“嗯。”
岑清伊拉开前门,江知意握住她的手臂,“我来开车。”
岑清伊没逞强,打开后门,坐在锺卿意旁边,低声说:“姐,我们要出发了,跟我一起走吧。”
一路无声,岑清伊握着锺卿意早已冰凉的手,她的心沉浸冰山之底,凉透了。
车子借着月色开回到市里,停在路边。
谁也没做声,做最后的道别。
时间一分一秒流逝,岑清伊脑子里闪过很多画面,她初次见锺卿意,她讨厌她,她们打过架……电影回放一般,锺卿意短暂的一生,在她脑海里定格在稻城亚丁金荒草地,锺卿意面朝夕阳,安静地离开。
岑清伊深吸口气,微微仰头紧闭着眼,咬紧牙关,泪水渐渐倒空回去,“姐姐,走吧。”
离开金荒草地,离开稻城亚丁,离开悲伤之地。
私人飞机,从稻城亚丁飞回大理,一路边走,岑清伊边呼唤她的名字,“锺卿意,跟紧我,我们一起回家。

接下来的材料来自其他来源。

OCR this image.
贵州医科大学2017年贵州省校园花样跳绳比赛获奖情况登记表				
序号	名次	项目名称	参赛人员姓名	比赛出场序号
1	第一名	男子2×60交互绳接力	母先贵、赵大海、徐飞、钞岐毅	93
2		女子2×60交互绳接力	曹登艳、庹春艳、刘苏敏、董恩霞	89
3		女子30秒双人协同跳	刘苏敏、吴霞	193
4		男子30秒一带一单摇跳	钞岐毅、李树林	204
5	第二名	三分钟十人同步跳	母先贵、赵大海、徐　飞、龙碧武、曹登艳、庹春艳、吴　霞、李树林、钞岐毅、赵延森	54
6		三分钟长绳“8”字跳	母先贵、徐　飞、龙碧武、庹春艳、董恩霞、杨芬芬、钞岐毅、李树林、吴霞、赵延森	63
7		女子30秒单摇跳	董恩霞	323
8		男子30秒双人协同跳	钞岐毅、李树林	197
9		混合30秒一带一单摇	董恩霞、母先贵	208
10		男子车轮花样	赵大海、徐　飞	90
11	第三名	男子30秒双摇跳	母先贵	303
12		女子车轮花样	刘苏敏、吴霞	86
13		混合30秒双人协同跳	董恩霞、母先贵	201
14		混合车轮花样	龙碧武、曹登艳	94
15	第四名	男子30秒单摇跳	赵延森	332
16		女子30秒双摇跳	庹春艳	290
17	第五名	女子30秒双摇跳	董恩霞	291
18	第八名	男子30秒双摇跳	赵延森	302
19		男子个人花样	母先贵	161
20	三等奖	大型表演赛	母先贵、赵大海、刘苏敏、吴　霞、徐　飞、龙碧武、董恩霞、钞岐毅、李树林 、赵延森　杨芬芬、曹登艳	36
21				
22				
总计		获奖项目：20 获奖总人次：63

”
抵达大理市殡仪馆时,夜色浓郁如墨。
江知意坐在车里,看着岑清伊的身影消失在大厅门口。
江知意回身看了一眼,锺卿意靠着椅背,头偏着,毛毯包裹着,她看起来很小。
江知意小时候总觉得自己会怕死人,但她现在内心除了悲痛,并无其他。
“你如果在天有灵,就保佑她吧。”江知意望着夜色出神,沉重道:“你的离开,对她打击一定很大,保佑她不会发病吧。”
江知意相信这世上有灵魂,她相信锺卿意的灵魂很乖地跟着她们回到大理市了。
岑清伊从殡仪馆跑出来,“姐姐办好了。”
锺卿意被送去做最后的面容整理,岑清伊给她挑了一套干净素雅的寿衣,她站在旁边,望着入殓师娴熟温柔的动作,表情凝重。
江知意站在岑清伊旁边,挽起她的手臂。
“怎么了?”岑清伊揽过江知意的肩头,江知意靠近她,“有点冷。”
岑清伊脱了外套给江知意披上,将人拉到自己身边,揽着她的肩膀抱着。
岑清伊从未如此认真看过锺卿意的眉眼,她长得和自己挺像的,她一直觉得自己到了中年,也会和她一般。
她以为,她们还有很长的日子要走,她以为……她如今知道,时间不等人。
有的人,她已经在无声无息间见过最后一面了。
换寿衣时,岑清伊看见锺卿意的手臂有一个很明显的灰色拇指印胎记,她心口酸痛,她还没来得及好好了解锺卿意……
收拾妥当,入殓师为锺卿意梳头发,一下一下很轻柔。
那绺白发藏在乌黑的发丝间,在灯光下耀出银色,刺得岑清伊眼睛生疼。
锺卿意确实像是睡着了,睡得很沉很沉,表情恬静,她或许真的睡了一个好觉。